Tendre Triomphe de l’Amour et de la Paix pour les 350 ans des Invalides
Fondé le 24 février 1670 par Louis XIV, l’Hôtel national des Invalides veut marquer ses 350 ans tout le long de l’année. Ce soir, presque jour pour jour après qu’il ait (symboliquement) posé la première pierre, son royal fondateur est honoré par la musique de son surintendant à la musique, Jean-Baptiste Lully (1632-1687). La Cathédrale Saint-Louis est pour ce concert l’écrin des plus beaux airs de Lully chantant la rencontre amoureuse, les espoirs, les jalousies et la gloire… Le triomphe de l’Amour et de la Paix.
Pour chanter l’amour, la charmante soprano Amel Brahim-Djelloul, familière de ce grand édifice religieux et acoustique, montre immédiatement une maîtrise de la projection et de la résonance de sa voix, ce qui permet de savourer ses moindres paroles. Son timbre tendre et clair, particulièrement lumineux même dans les aigus, gagne encore en intensité par ses regards et sa gestuelle investie. Parmi toutes ses interventions, la soprano se montre extrêmement convaincue et touchante lors de l’air de Théone « Ah, Phaéton ! est-il possible/ Que ... sensible / Pour une autre que moi » (Phaéton – Acte III, scène 1). Le spectateur peut aussi ressentir une sincère compassion envers la pauvre Armide, remplie de colère et d’une profonde tristesse « Le perfide Renaud me fuit » (Armide – Acte V, scène 5).

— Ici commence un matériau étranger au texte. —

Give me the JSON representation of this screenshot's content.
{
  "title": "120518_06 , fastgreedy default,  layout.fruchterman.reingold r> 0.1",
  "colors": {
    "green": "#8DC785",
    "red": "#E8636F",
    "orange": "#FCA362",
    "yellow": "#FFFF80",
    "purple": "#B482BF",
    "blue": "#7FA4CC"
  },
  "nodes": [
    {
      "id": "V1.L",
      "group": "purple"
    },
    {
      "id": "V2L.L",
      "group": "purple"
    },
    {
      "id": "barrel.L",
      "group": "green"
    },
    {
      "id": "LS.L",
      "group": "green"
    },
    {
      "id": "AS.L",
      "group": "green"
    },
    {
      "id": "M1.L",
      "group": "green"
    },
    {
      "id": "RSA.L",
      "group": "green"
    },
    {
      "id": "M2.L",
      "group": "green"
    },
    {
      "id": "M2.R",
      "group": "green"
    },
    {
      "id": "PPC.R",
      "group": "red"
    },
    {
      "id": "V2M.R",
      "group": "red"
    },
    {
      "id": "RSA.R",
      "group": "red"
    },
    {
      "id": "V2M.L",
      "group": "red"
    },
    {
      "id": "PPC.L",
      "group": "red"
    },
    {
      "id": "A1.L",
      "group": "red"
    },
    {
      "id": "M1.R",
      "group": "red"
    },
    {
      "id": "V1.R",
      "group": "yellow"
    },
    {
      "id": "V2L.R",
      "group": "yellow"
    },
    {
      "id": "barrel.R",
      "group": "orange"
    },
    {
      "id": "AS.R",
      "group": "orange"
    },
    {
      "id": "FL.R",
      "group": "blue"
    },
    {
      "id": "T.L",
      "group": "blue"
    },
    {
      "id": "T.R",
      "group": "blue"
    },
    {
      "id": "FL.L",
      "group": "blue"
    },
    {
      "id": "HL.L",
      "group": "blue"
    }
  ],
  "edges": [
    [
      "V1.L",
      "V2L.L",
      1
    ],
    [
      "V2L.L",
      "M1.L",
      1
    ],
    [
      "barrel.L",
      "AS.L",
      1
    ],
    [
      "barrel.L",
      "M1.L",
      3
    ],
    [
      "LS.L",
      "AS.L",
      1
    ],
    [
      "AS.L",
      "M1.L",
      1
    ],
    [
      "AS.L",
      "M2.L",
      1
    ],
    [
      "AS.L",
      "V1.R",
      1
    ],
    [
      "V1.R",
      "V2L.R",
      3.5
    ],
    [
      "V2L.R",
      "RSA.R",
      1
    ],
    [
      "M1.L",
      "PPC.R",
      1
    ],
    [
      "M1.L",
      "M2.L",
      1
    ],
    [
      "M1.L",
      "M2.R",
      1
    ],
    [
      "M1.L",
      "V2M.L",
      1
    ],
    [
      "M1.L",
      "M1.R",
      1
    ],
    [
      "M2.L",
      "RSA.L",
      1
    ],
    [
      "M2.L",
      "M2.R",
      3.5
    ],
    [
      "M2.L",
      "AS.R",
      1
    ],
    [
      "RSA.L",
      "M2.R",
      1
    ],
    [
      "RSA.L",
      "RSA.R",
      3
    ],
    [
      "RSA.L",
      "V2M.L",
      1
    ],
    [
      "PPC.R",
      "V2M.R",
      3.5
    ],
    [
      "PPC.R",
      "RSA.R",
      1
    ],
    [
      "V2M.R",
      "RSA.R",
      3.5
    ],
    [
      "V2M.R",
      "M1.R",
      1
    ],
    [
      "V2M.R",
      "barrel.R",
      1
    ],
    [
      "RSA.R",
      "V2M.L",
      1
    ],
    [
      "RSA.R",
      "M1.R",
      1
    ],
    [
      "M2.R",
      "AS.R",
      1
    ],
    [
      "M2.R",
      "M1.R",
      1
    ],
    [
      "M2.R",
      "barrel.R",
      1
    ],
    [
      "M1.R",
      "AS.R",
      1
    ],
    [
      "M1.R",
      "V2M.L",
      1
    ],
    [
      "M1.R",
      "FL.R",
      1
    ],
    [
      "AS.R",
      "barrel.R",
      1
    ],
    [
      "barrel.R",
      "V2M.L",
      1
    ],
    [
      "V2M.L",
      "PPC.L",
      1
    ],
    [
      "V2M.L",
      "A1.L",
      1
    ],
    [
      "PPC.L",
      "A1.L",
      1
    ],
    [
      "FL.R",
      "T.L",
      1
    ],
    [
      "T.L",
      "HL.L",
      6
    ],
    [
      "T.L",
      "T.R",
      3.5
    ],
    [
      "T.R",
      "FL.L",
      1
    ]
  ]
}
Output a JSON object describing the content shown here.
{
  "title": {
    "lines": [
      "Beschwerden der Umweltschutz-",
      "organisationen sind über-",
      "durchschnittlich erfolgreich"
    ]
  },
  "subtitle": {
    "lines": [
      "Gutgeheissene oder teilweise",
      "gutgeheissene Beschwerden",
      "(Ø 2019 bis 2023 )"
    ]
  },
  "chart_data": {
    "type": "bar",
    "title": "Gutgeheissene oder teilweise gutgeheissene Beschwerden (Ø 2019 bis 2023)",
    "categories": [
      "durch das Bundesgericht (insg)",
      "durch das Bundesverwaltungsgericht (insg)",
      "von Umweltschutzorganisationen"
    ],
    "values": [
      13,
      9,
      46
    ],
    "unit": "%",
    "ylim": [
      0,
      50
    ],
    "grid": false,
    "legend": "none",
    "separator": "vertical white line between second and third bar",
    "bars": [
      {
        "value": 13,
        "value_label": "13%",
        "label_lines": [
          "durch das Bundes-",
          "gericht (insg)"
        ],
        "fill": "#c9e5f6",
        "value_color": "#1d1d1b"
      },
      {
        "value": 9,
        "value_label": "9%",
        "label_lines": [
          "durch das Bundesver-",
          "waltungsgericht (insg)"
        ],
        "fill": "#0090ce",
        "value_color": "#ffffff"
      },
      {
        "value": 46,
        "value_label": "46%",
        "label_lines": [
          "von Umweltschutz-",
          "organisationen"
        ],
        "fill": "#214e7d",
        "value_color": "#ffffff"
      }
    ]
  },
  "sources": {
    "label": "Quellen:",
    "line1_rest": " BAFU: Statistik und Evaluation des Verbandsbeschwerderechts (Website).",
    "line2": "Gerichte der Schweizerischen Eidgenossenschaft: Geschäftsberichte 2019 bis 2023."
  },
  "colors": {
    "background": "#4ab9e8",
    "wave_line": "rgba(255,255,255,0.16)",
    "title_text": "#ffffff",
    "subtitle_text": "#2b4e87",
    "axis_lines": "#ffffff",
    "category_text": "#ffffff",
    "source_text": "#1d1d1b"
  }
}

Le haute-contre Jean-François Lombard souffre sans doute de l’éclat des lieux, de l'occasion (et de sa collègue), paraissant alors moins émotionnellement et vocalement engagé. Sa voix n’a pas tout à fait la même largeur et, surtout, est limitée dans la palette de timbres. Il partage cependant une diction tout aussi appréciable et ne manque jamais de délicatesse dans ses phrasés. Les duos s'équilibrent ainsi sur la commune diction.
Les six musiciens de l’Ensemble instrumental Les Paladins doivent d’abord s’adapter à l’acoustique très généreuse de la cathédrale, tout comme l’oreille des auditeurs. Par leur précision et leur énergie constante, ils réussissent rapidement à proposer une musique pleine de reliefs, avec de francs contrastes de nuances. Les quelques et légers décalages sont vite rattrapés grâce à la direction attentive, souple et parfois rebondissant de Jérôme Correas. Depuis le clavecin, il donne l’impulsion nécessaire à la régularité du tempo et impose la variété des couleurs de l’ensemble.
Pour remercier le public ravi de ce premier concert marquant l’anniversaire des Invalides, les musiciens offrent en bis la gracieuse –certains pourraient dire naïve– déclaration d’amour entre Naïs et Neptune « Que je vous aime » de l’opéra Naïs signé par une autre gloire nationale essentielle dans l'histoire de l'art classique français, Jean-Philippe Rameau (1683-1764).